Turkish government could soon start negotiations with the PKK
ANKARA
A Kurdish resolution process meeting convened under the leadership of Prime Minister Ahmet Davutoğlu (L) on Feb 10 in Ankara. AA photo
Turkey’s government could shift into a negotiations phase “within two weeks” in talks with the outlawed Kurdistan Workers’ Party (PKK) in pursuit of a political settlement to the Kurdish issue, Peoples’ Democratic Party (HDP) co-chair Figen Yüksekdağ said Feb. 11.“The developments regarding the solution process are not negative. There would be no joint statement if we were not able to shift to the negotiations phase. We are already ready for that. The government could not complete its preparations. We expect to start negotiations within two weeks,” she told reporters in parliament. “Some more steps are needed in addition to the current legal framework. One of them is the release of ill prisoners. [Jailed PKK leader Abdullah] Öcalan has been trying to put the solution on track before the elections. I hope the government will act accordingly and overcome the problems.”
The HDP has been aiding the talks between government officials, Öcalan and the PKK headquarters in the Kandil Mountains of Iraq since late 2012.
As Yüksekdağ was talking to reporters in parliament, another HDP delegation was in talks with Deputy Prime Minister Yalçın Akdoğan in the PM’s office. Such talks are typically conducted by HDP MPs Pervin Buldan, Sırrı Süreyya Önder and İdris Baluken, all of whom have frequently visited Öcalan on his İmralı island prison as part of the dialogue process.
The visit with Akdoğan was the second tête-à-tête between the government and the HDP in 24 hours, according to sources close to the developments who asked not to be named.
The HDP lawmakers met with Akdoğan on the evening of Feb. 10 immediately after a security meeting chaired by Prime Minister Ahmet Davutoğlu. That was the last meeting in which Hakan Fidan attended as the head of National Intelligence Organization (MİT) before he resigned to run in the June 7 elections as a candidate for the ruling Justice and Development Party (AKP). Since the beginning of the year, the talks have officially been conducted by the Public Order and Security Directorate (KDGM) and its head, Muhammed Dervişoğlu, a former MİT officer, who was present at the Feb. 10 security meeting as well.
An HDP delegation that will also include pro-Kurdish independent deputy Leyla Zana is expected to travel to İmralı on Feb. 13.
A prominent politician who spent nine years in prison after being dragged out of parliament for speaking Kurdish in the 1990s, Zana was recently identified by Iraqi Kurdish leader Masoud Barzani as the person who carried out his letters to Öcalan and vice versa.
The joint statement mentioned by Yüksekdağ would be the first of its kind and is expected to be made by government officials, probably Akdoğan, and the HDP leadership.

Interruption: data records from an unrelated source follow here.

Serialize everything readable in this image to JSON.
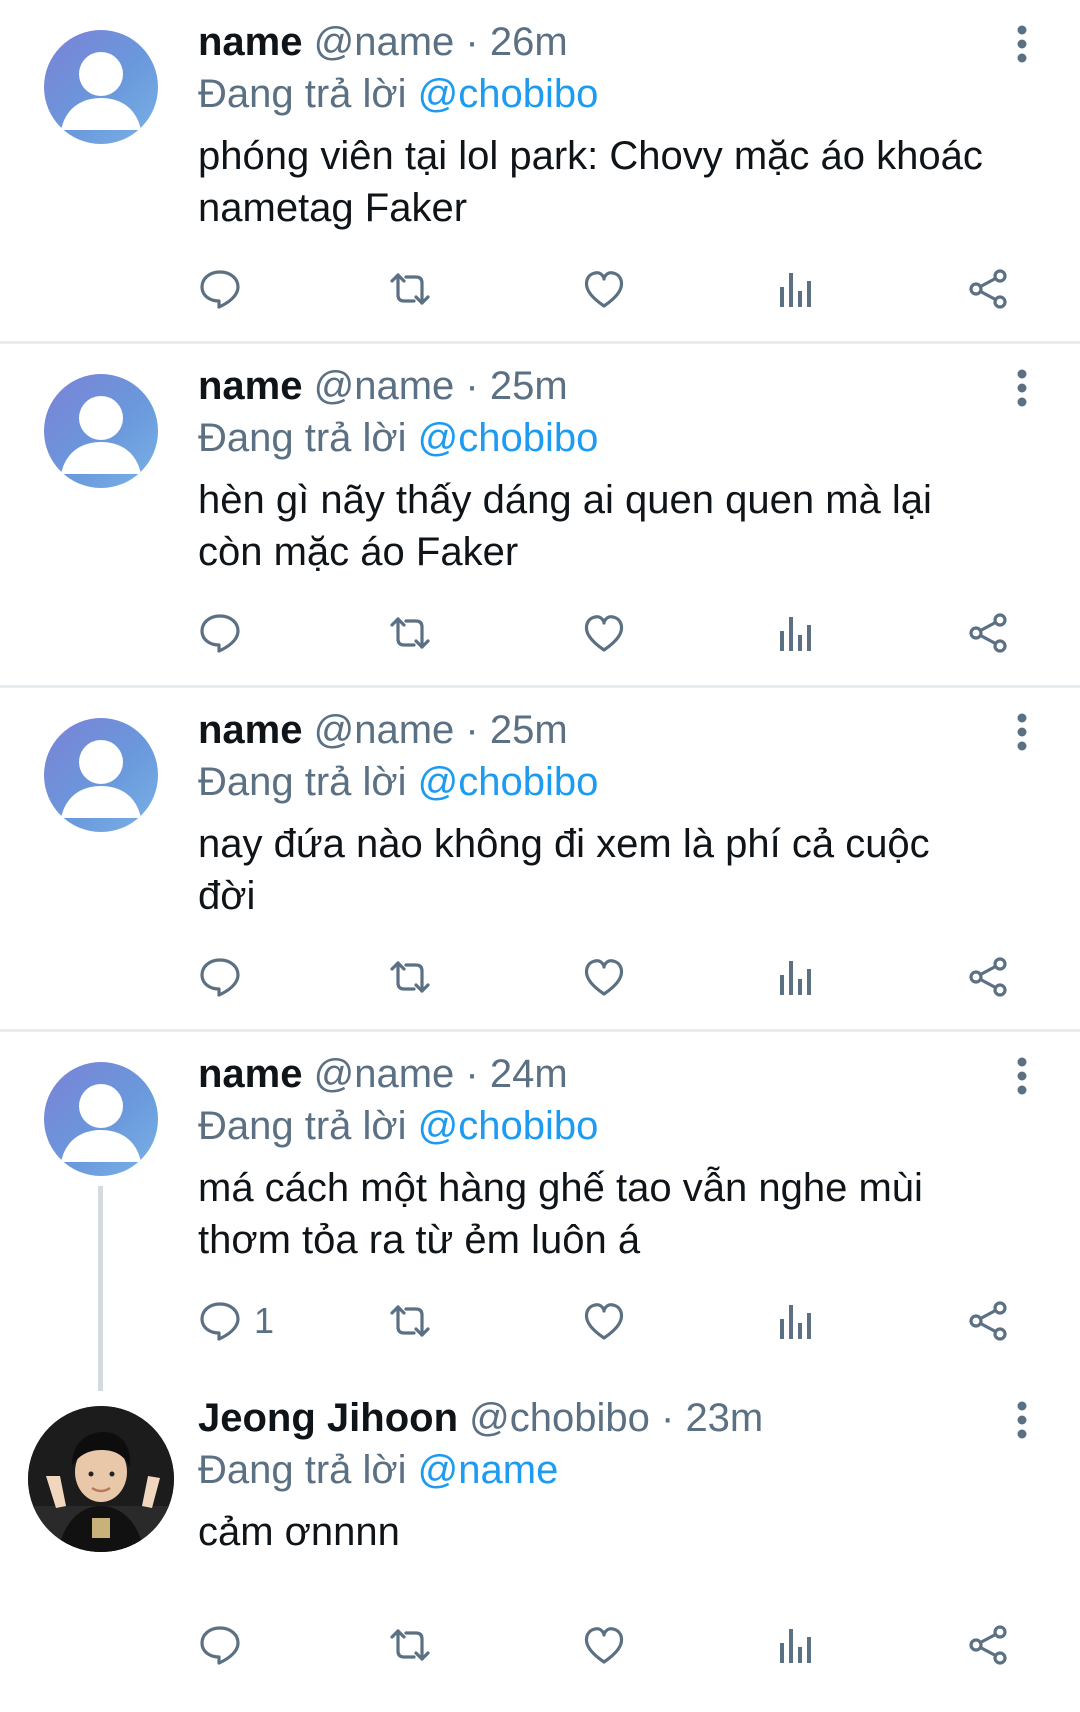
{
  "tweets": [
    {
      "display_name": "name",
      "handle": "@name",
      "separator": "·",
      "time": "26m",
      "replying_prefix": "Đang trả lời",
      "replying_to": "@chobibo",
      "text": "phóng viên tại lol park: Chovy mặc áo khoác\nnametag Faker",
      "reply_count": "",
      "avatar": "default-avatar"
    },
    {
      "display_name": "name",
      "handle": "@name",
      "separator": "·",
      "time": "25m",
      "replying_prefix": "Đang trả lời",
      "replying_to": "@chobibo",
      "text": "hèn gì nãy thấy dáng ai quen quen mà lại\ncòn mặc áo Faker",
      "reply_count": "",
      "avatar": "default-avatar"
    },
    {
      "display_name": "name",
      "handle": "@name",
      "separator": "·",
      "time": "25m",
      "replying_prefix": "Đang trả lời",
      "replying_to": "@chobibo",
      "text": "nay đứa nào không đi xem là phí cả cuộc\nđời",
      "reply_count": "",
      "avatar": "default-avatar"
    },
    {
      "display_name": "name",
      "handle": "@name",
      "separator": "·",
      "time": "24m",
      "replying_prefix": "Đang trả lời",
      "replying_to": "@chobibo",
      "text": "má cách một hàng ghế tao vẫn nghe mùi\nthơm tỏa ra từ ẻm luôn á",
      "reply_count": "1",
      "avatar": "default-avatar"
    },
    {
      "display_name": "Jeong Jihoon",
      "handle": "@chobibo",
      "separator": "·",
      "time": "23m",
      "replying_prefix": "Đang trả lời",
      "replying_to": "@name",
      "text": "cảm ơnnnn",
      "reply_count": "",
      "avatar": "photo-avatar"
    }
  ],
  "icons": {
    "reply": "reply-icon",
    "retweet": "retweet-icon",
    "like": "heart-icon",
    "stats": "analytics-icon",
    "share": "share-icon",
    "more": "more-vertical-icon"
  },
  "colors": {
    "link": "#1d9bf0",
    "secondary_text": "#5b7083",
    "divider": "#e6ecf0"
  }
}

The PKK launched an armed campaign in 1984 with the aim of carving out a Kurdish state out of Turkey, Iran, Iraq and Syria but subsequently changed its strategy to push for autonomous rights after the capture of its leader in Kenya in a joint MİT and CIA operation on Feb. 15, 1999. Some 40,000 people have been killed in the campaign, but since the start of the talks via Fidan, initiated by then-PM and current President Recep Tayyip Erdoğan, there is a de facto cease-fire that has cut down on the violence.
The PKK leadership expects the joint statement to be made on the anniversary of Öcalan’s arrest, on Feb. 15, but neither government nor HDP sources confirmed the date to the Hürriyet Daily News, particularly with an eye to not making the issue controversial in the eyes of the public.